Sudah Hiraru duga, pertanyaan itu akan keluar.
“Aku… Rindu padamu!” jawabnya dengan suara bergetar. Gerogi.
“Eh?”
“Dan mulai sekarang aku tinggal di sini.” Entah mengapa, perasaan Kojima begitu senang mendengarnya.
“Aku… Rindu padamu!” jawabnya dengan suara bergetar. Gerogi.
“Eh?”
“Dan mulai sekarang aku tinggal di sini.” Entah mengapa, perasaan Kojima begitu senang mendengarnya.
“Ng.. Bagaimana keadaan kereta itu?”
Tiba tiba pertanyaan yang tadinya sama sekali tak ingin dibahas keluar dari mulutnya.
“Sudah saatnya aku jujur padamu.
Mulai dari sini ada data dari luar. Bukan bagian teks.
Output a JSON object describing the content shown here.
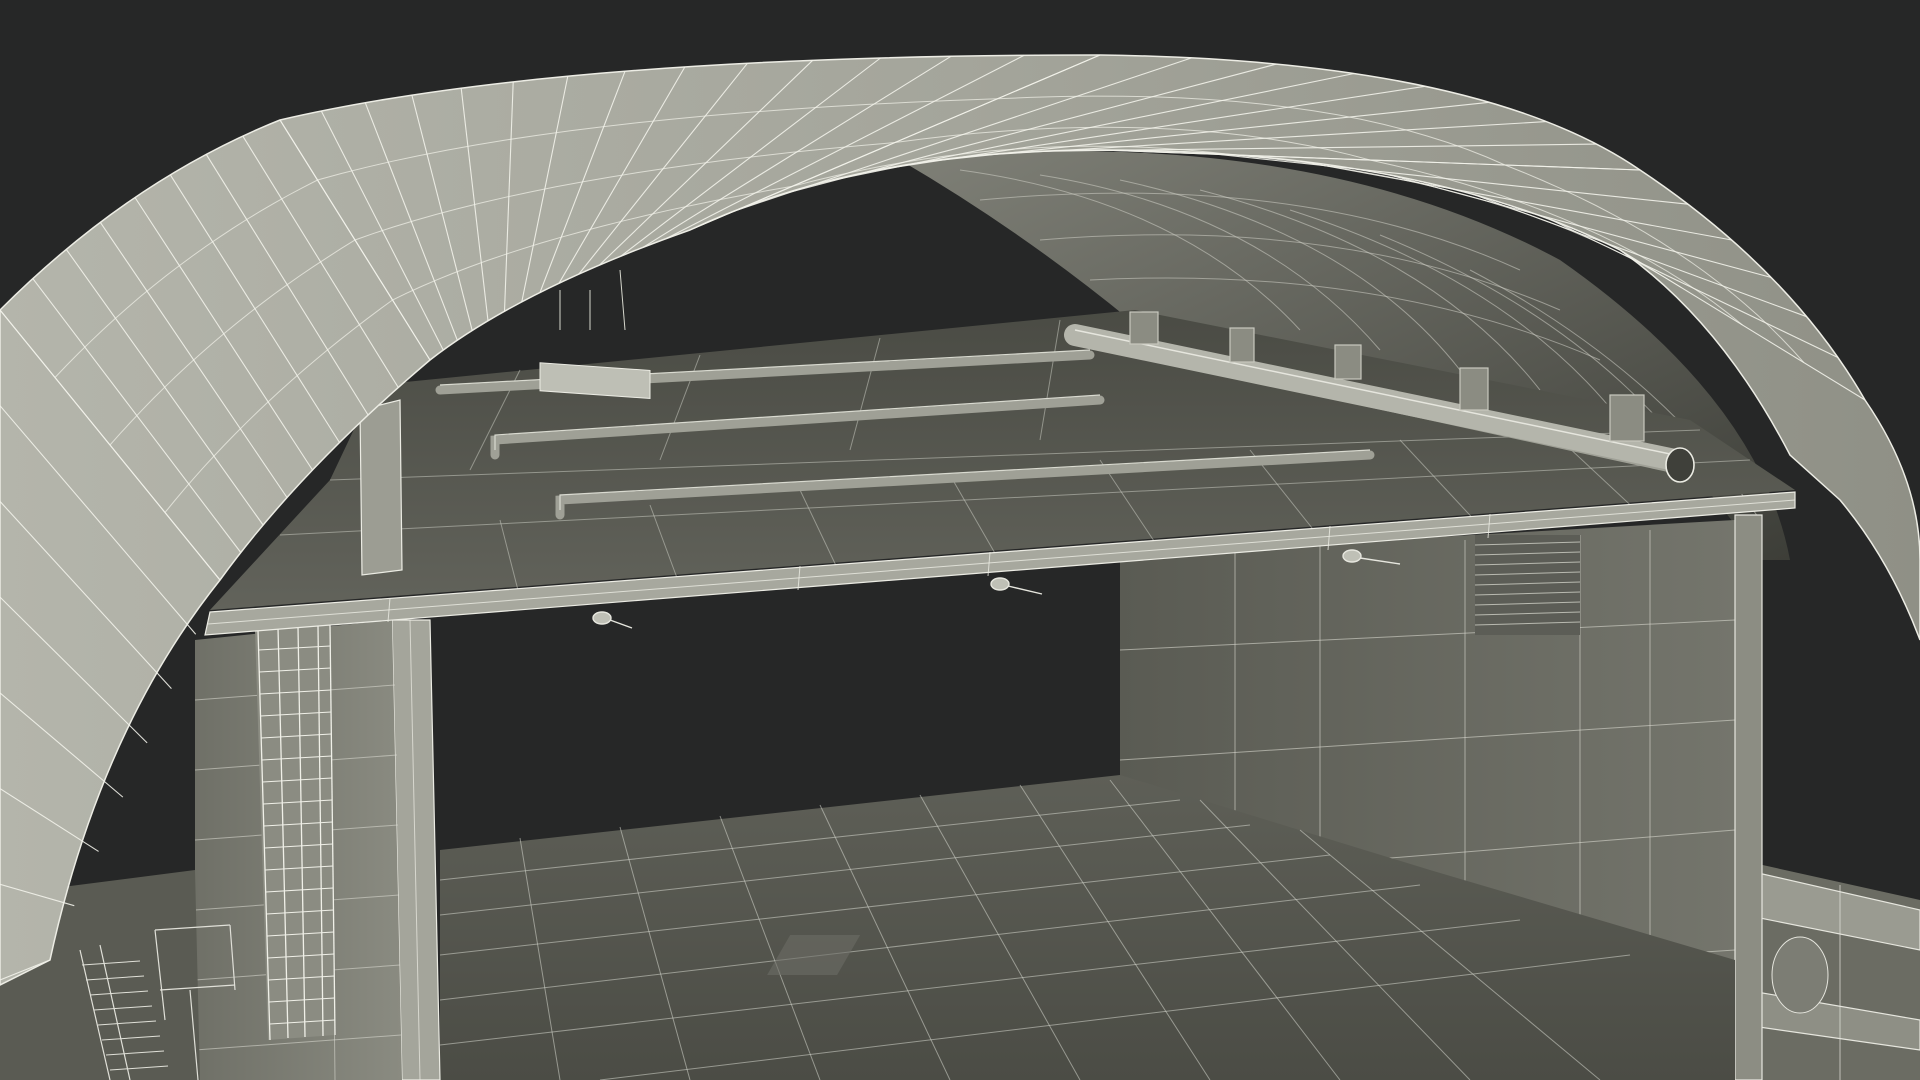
{
  "scene": {
    "subject": "wireframe-render-arched-tunnel-section",
    "colors": {
      "background": "#262727",
      "surface_light": "#a9aaa0",
      "surface_mid": "#808176",
      "surface_dark": "#4c4d46",
      "wire": "#ecece4"
    }
  }
}
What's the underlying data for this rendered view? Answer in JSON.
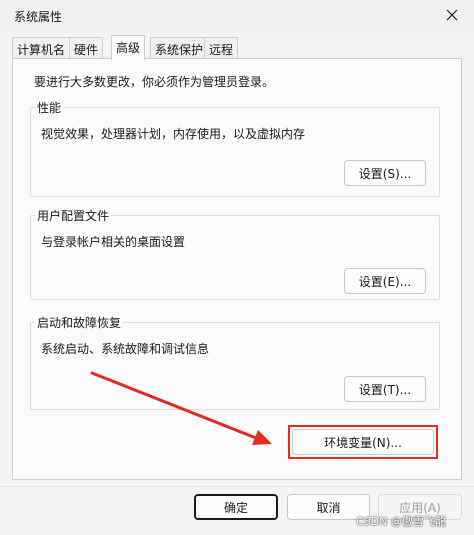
{
  "window": {
    "title": "系统属性",
    "close_glyph": "✕"
  },
  "tabs": [
    {
      "label": "计算机名"
    },
    {
      "label": "硬件"
    },
    {
      "label": "高级",
      "active": true
    },
    {
      "label": "系统保护"
    },
    {
      "label": "远程"
    }
  ],
  "admin_note": "要进行大多数更改，你必须作为管理员登录。",
  "performance": {
    "title": "性能",
    "description": "视觉效果，处理器计划，内存使用，以及虚拟内存",
    "button_label": "设置(S)..."
  },
  "user_profiles": {
    "title": "用户配置文件",
    "description": "与登录帐户相关的桌面设置",
    "button_label": "设置(E)..."
  },
  "startup_recovery": {
    "title": "启动和故障恢复",
    "description": "系统启动、系统故障和调试信息",
    "button_label": "设置(T)..."
  },
  "env_vars": {
    "button_label": "环境变量(N)..."
  },
  "footer": {
    "ok_label": "确定",
    "cancel_label": "取消",
    "apply_label": "应用(A)"
  },
  "watermark": "CSDN @傲雪飞龍",
  "colors": {
    "annotation_red": "#e12b25"
  }
}
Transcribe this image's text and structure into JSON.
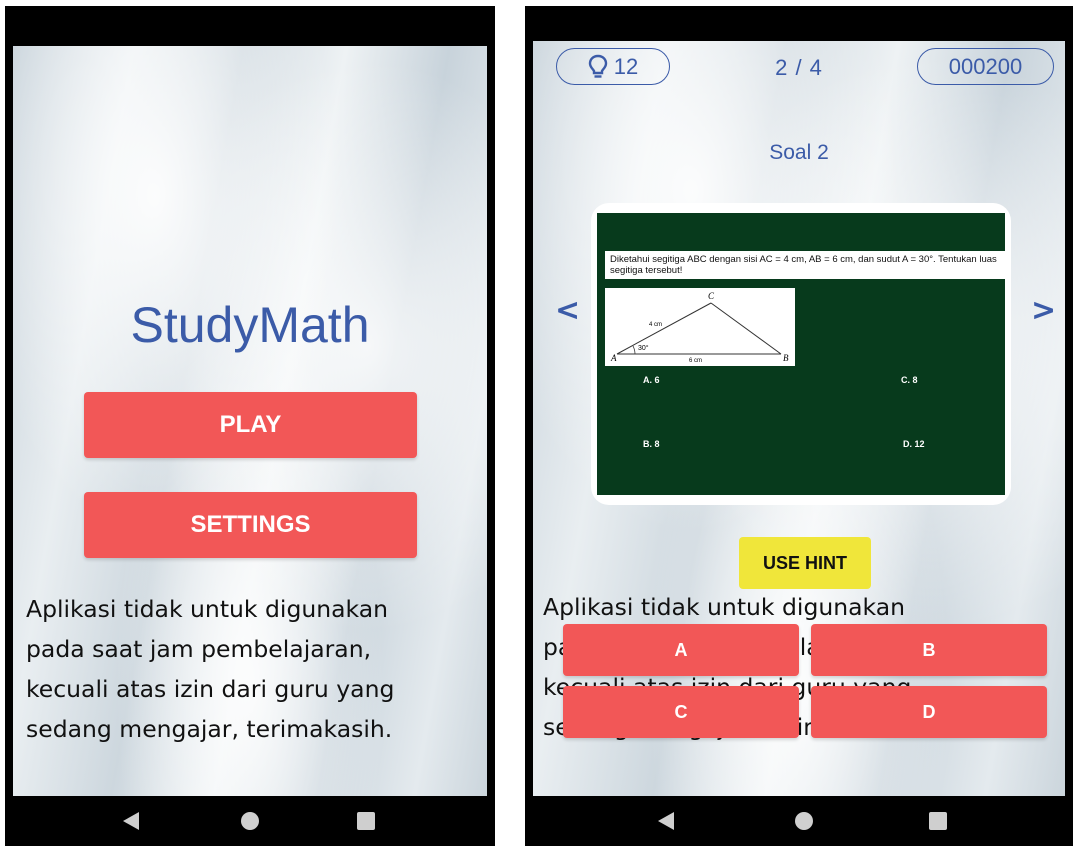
{
  "left_screen": {
    "app_title": "StudyMath",
    "play_label": "PLAY",
    "settings_label": "SETTINGS",
    "notice_lines": [
      "Aplikasi tidak untuk digunakan",
      "pada saat jam pembelajaran,",
      "kecuali atas izin dari guru yang",
      "sedang mengajar, terimakasih."
    ]
  },
  "right_screen": {
    "hint_count": "12",
    "progress": "2 / 4",
    "score": "000200",
    "question_title": "Soal 2",
    "question": {
      "text": "Diketahui segitiga ABC dengan sisi AC = 4 cm, AB = 6 cm, dan sudut A = 30°. Tentukan luas segitiga tersebut!",
      "figure": {
        "vertex_a": "A",
        "vertex_b": "B",
        "vertex_c": "C",
        "side_ac": "4 cm",
        "side_ab": "6 cm",
        "angle_a": "30°"
      },
      "options": {
        "a": "A. 6",
        "b": "B. 8",
        "c": "C. 8",
        "d": "D. 12"
      }
    },
    "prev_arrow": "<",
    "next_arrow": ">",
    "use_hint_label": "USE HINT",
    "notice_lines": [
      "Aplikasi tidak untuk digunakan",
      "pada saat jam pembelajaran,",
      "kecuali atas izin dari guru yang",
      "sedang mengajar, terimakasih."
    ],
    "answers": [
      "A",
      "B",
      "C",
      "D"
    ]
  },
  "colors": {
    "accent_blue": "#3b5ba8",
    "button_red": "#f25757",
    "hint_yellow": "#f0e63a",
    "board_green": "#073a1c"
  },
  "icons": {
    "hint": "lightbulb-icon",
    "nav_back": "back-triangle-icon",
    "nav_home": "home-circle-icon",
    "nav_recent": "recent-square-icon"
  }
}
Sebenarnya hantu itu adalah kakak kandung Michi.”
“Makanya Michi tak takut,” sambungnya, “Michi tahu bahwa hantu itu tak akan menyakiti orang-orang yang ia sayang. Namun arwahnya akan terus penasaran dan membunuh orang lain sebelum ia menemukan pacarnya yang telah membuatnya mati.”
“Lalu, jika kau sudah tahu kereta itu angker, mengapa kau mau naik kereta itu?”
“Karena aku… menyukaimu!”
“Makanya Michi tak takut,” sambungnya, “Michi tahu bahwa hantu itu tak akan menyakiti orang-orang yang ia sayang. Namun arwahnya akan terus penasaran dan membunuh orang lain sebelum ia menemukan pacarnya yang telah membuatnya mati.”
“Lalu, jika kau sudah tahu kereta itu angker, mengapa kau mau naik kereta itu?”
“Karena aku… menyukaimu!”
Tek Ke.. Tek Ke..
Tek Ke.. Tek Ke..
Tek Ke.. Tek Ke..
Tek Ke.. Tek Ke..
Tek Ke.. Tek Ke..
THE END1. Daftarkan diri anda di inulpoker dan klik Facebook
2. Search Fanspage INULPOKER
3. Like / Suka Fanspage INULPOKER
4. Share / Bagikan Fanspage INULPOKER
5. Pilih, pilihan yang dapat melihat Publik
6. Share Fanspage / Bagikan Halaman
Ayo lagi masih banyak promo yang ada di inulpoker
daftarkan diri anda sekarang di sini!!!